Era lo que necesitaba y lo que se esperaba de mí. Mis padres siempre se habían preocupado mucho por mi educación. En especial mi mamá, quien había hecho todo lo que estaba a su alcance para que yo tuviera las oportunidades que en su infancia ella no tuvo.
Mi madre nació y creció en La Victoria, estado Aragua. Con unos padres salidos del campo y 11 hermanos bajo el mismo techo, tuvo una infancia difícil. Nunca había suficiente comida para todos. Mi abuelo en algún momento había estado inscrito en actividades sindicales, por lo que los trabajos no le duraban. Muchas veces debía reunir a sus hijos alrededor de las historias de Tío Tigre y Tío Conejo antes de dormir para distraer sus mentes de los estómagos vacíos.
Su casa era la única sin luz en toda la calle, y a veces ni siquiera tenían con qué comprar la vela para alumbrarse durante la noche. Entre pedir fiado y hacer mandados para ganarse algo de dinero se fue buena parte de la niñez de mi madre. A sus 11 años, ella recorría las calles con una de sus hermanas vendiendo números de lotería, tortas, pastelitos y conservas.

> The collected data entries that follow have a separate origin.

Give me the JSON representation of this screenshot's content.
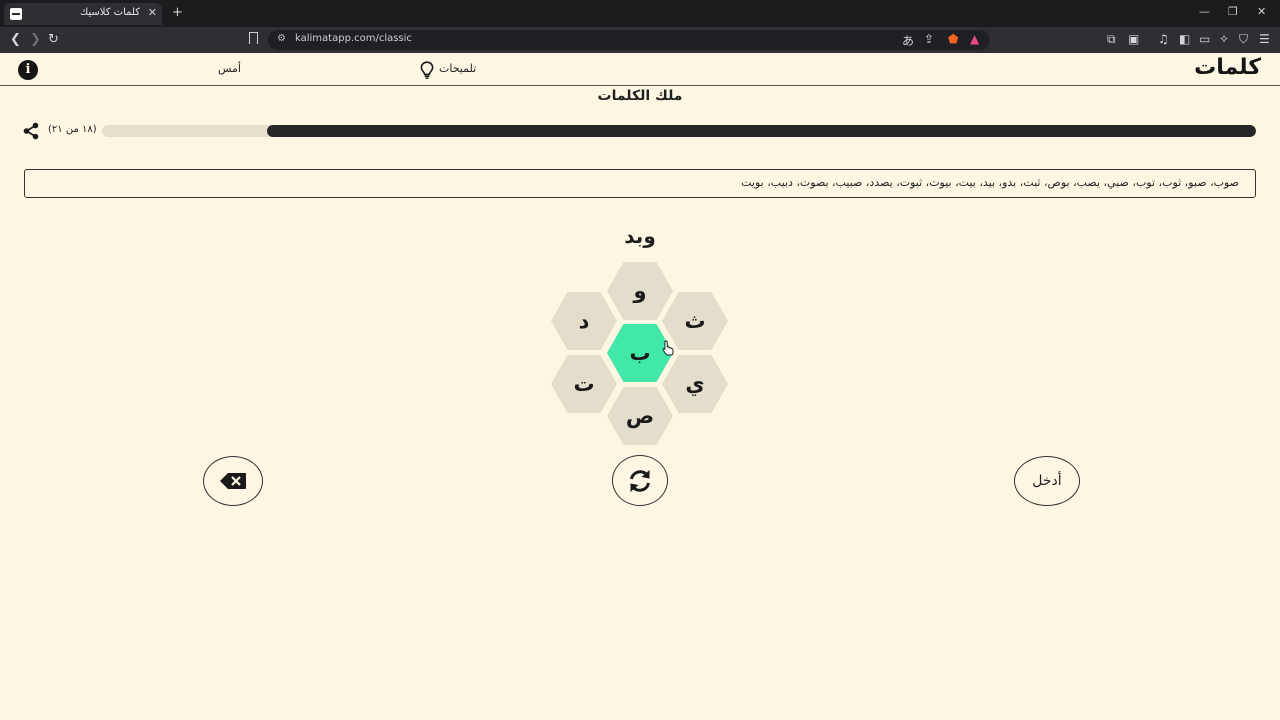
{
  "browser": {
    "tab_title": "كلمات كلاسيك",
    "new_tab_symbol": "+",
    "url": "kalimatapp.com/classic"
  },
  "header": {
    "logo": "كلمات",
    "hints_label": "تلميحات",
    "yesterday_label": "أمس",
    "info_symbol": "i"
  },
  "rank_title": "ملك الكلمات",
  "progress": {
    "count_text": "(١٨ من ٢١)",
    "found": 18,
    "total": 21,
    "fraction": 0.857
  },
  "found_words_text": "صوب، صبو، ثوب، توب، صبي، يصب، بوص، ثبت، بدو، بيد، بيت، بيوت، ثبوت، يصدد، صبيب، بصوت، دبيب، بويت",
  "current_word": "وبد",
  "hive": {
    "top": "و",
    "top_left": "د",
    "top_right": "ث",
    "center": "ب",
    "bottom_left": "ت",
    "bottom_right": "ي",
    "bottom": "ص"
  },
  "buttons": {
    "enter_label": "أدخل"
  },
  "colors": {
    "background": "#fdf6e3",
    "center_hex": "#41e8a8",
    "outer_hex": "#e3ddcb",
    "progress_fill": "#262626"
  }
}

Tanto ella como sus hermanos se fueron dando cuenta de la necesidad de aportar más, y cada uno fue consiguiendo empleo cuando tuvo la oportunidad. Mi madre era adolescente cuando empezó a trabajar limpiando en casas de familia, por lo que sus estudios quedaron pausados en el 2do año de bachillerato. Después de casarse con mi papá y mudarse a Los Teques, se dedicó a atender la casa, a sus hijos.

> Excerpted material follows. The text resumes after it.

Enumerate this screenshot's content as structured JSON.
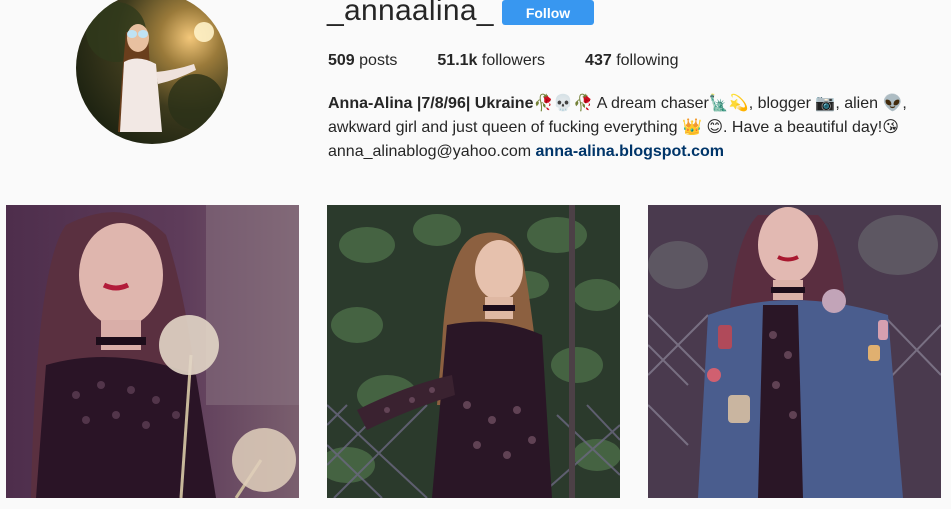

Yo conocía su historia porque me la contó muchas veces. Y sentía que lo mínimo que podía hacer por ella era corresponder ese esfuerzo. El 18 de junio de 2014, cuando supe que me habían admitido en la Universidad Central de Venezuela para estudiar Comunicación Social, nos sentimos felices. Y tuve la impresión de que ella estaba hasta más emocionada que yo.
Comenzar la universidad significó para mí un gran cambio. Yo, que vivía en Los Teques, a una hora de Caracas, debía enfrentarme a esa desconocida, bulliciosa y ajetreada ciudad. Para llegar a tiempo a mis clases, debía pararme muy temprano y pasar horas en el transporte público.
Yo, sin embargo, estudiaba con bastante ánimo. Y me iba bien. Pero poco a poco las cosas comenzaron a complicarse para todos. A medida que 2016 avanzaba, la escasez de alimentos era cada vez mayor. De pronto, la gente solo pensaba en comida.
El presupuesto familiar comenzó a reducirse. Solo teníamos un sueldo mínimo, el de mi papá, y una modesta ayuda económica que recibía mi mamá por cocinar en el colegio donde mi hermana y yo habíamos estudiado. En la casa muchas cosas dejaron de ser prioridad. Y aun cuando reducíamos el consumo, el dinero seguía sin alcanzar. Las proteínas desaparecieron de la nevera y, detrás de ellas, se fue casi el resto de los alimentos. La mayoría de las veces, pasábamos el día con una única comida: en el mejor de los casos, una taza de arroz con frijoles. En muchas ocasiones nos tocó un pequeño plato con pasta sola o una arepa de fororo o un caldo de cabezas de sardina sin verduras. Incluso llegábamos a durar más de 48 horas sin nada más que agua en el estómago.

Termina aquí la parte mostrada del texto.